Recently, they announced that their Phase 3 clinical trial of NeoCart—a restorative cell therapy—did not meet the primary endpoint of a statistically significant improvement in pain and function in a study one year after treatment as compared to microfracture.
But the silver lining is in the details, says the company.
President and CEO Adam Gridley told OTW, “This is the largest and first prospectively designed, randomized clinical trial in North America evaluating the safety and efficacy of a restorative cell therapy to treat knee cartilage damage.”
“Ten years ago, we set an extremely high bar for success with a dual threshold responder analysis (and this was before FDA guidance). On top of that, we chose what was at the time the highest meaningful clinical difference threshold. Our scientists designed an elegant endpoint, but at the time they didn’t appreciate the robust nature of what it took to hit those endpoints.”

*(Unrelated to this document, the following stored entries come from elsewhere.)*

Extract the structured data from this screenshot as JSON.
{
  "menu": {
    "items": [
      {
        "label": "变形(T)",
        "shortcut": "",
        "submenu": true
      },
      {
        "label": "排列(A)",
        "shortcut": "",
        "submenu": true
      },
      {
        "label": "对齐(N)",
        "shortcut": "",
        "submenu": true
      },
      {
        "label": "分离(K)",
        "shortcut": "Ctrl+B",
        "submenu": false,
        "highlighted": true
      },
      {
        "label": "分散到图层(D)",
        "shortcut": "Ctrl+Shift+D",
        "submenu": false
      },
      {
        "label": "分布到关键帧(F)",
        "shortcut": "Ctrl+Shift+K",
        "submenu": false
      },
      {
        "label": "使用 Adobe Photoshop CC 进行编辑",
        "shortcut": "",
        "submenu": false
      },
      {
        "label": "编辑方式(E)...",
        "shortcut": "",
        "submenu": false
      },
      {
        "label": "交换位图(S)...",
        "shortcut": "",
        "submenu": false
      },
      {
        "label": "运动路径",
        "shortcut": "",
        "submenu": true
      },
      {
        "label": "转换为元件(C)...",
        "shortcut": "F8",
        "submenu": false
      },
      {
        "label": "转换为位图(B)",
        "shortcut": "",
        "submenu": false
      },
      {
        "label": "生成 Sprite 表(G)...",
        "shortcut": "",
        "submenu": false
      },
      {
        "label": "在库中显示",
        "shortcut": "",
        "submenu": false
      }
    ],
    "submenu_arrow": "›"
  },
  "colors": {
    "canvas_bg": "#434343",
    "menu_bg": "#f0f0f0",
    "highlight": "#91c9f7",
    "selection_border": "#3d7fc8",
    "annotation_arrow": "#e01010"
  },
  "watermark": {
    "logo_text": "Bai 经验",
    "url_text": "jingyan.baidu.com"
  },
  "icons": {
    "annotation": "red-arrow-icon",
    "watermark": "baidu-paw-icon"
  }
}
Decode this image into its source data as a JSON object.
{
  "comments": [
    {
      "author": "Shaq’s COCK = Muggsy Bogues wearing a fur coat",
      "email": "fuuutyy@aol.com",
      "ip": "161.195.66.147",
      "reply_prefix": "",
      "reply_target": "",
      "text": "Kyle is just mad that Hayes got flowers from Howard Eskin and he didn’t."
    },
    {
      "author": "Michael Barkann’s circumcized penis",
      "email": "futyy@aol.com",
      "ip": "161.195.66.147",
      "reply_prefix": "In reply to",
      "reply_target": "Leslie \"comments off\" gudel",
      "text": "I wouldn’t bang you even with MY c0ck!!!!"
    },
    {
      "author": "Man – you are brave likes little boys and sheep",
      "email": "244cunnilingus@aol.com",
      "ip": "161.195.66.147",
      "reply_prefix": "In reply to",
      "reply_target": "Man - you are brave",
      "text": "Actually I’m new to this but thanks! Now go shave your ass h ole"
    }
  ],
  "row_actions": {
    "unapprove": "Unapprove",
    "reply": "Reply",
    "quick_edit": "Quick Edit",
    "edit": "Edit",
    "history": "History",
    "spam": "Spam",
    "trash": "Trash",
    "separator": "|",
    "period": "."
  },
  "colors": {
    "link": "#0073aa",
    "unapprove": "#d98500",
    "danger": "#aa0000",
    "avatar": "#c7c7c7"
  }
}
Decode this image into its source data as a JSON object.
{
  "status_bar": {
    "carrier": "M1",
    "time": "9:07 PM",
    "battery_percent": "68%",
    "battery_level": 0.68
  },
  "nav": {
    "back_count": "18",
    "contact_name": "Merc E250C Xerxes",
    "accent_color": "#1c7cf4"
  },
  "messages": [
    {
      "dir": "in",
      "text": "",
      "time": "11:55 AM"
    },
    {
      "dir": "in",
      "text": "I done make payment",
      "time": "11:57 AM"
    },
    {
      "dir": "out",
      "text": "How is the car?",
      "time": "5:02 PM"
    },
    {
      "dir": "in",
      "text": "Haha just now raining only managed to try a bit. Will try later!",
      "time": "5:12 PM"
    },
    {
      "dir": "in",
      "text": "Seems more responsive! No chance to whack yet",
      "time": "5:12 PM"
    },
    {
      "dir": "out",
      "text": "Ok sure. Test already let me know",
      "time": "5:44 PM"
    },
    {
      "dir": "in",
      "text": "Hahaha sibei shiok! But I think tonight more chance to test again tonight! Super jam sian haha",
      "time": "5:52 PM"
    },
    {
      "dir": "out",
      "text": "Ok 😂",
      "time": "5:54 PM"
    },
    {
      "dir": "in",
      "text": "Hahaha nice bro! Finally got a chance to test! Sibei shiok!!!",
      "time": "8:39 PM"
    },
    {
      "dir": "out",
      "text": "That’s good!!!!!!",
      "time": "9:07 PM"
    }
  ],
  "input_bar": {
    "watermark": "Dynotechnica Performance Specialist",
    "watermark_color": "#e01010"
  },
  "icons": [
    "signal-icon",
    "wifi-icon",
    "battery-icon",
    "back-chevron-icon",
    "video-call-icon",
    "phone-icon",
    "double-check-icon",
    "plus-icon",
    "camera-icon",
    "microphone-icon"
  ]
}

“Not only is cartilage the Holy Grail of orthopedics, but this is one of the most challenging regulatory environments in which to conduct clinical trials. The fact is that we missed hitting the trial’s primary endpoint by only two microfracture responders out of the 249 patients that participated in the trial.”
“We had incredible data, and we are already demonstrating clinically meaningful results. Rapid recovery is important in orthopedics, and at six months, we saw statistically superior results, which is unheard of with currently available treatment options. At one year, we missed the mark by two patients.”
“The data showed that in patients with a body mass index (BMI) higher than 28 and with larger lesions NeoCart did extremely well. If we had enrolled a lot of patients with a BMI of 35 for and with previous failures, then people would say we had stacked the deck. We went to the other extreme, which is what the FDA asked. While microfracture did better than we had anticipated, in no case did it do better than NeoCart.”
“As for our investors, they are saying, ‘Just file it because this data is so good compared to what has been approved or what is in development.’ And we hope the FDA appreciates the data because clinicians ‘get it.’ As for surgeons, they are frustrated because they have so few options, they are saying, ‘We hope this data puts microfracture in the grave where it belongs.’”
“Our next step is to engage with the FDA immediately and then file a Biologics License Application (BLA) at the end of this year or early next year. The FDA has been great to work with, so we want to sit down with them as soon as possible.”
“In the end, it is all about the patients … they are the ones who keep us going. It is genuinely heartening to hear stories about NeoCart giving people their lives back.”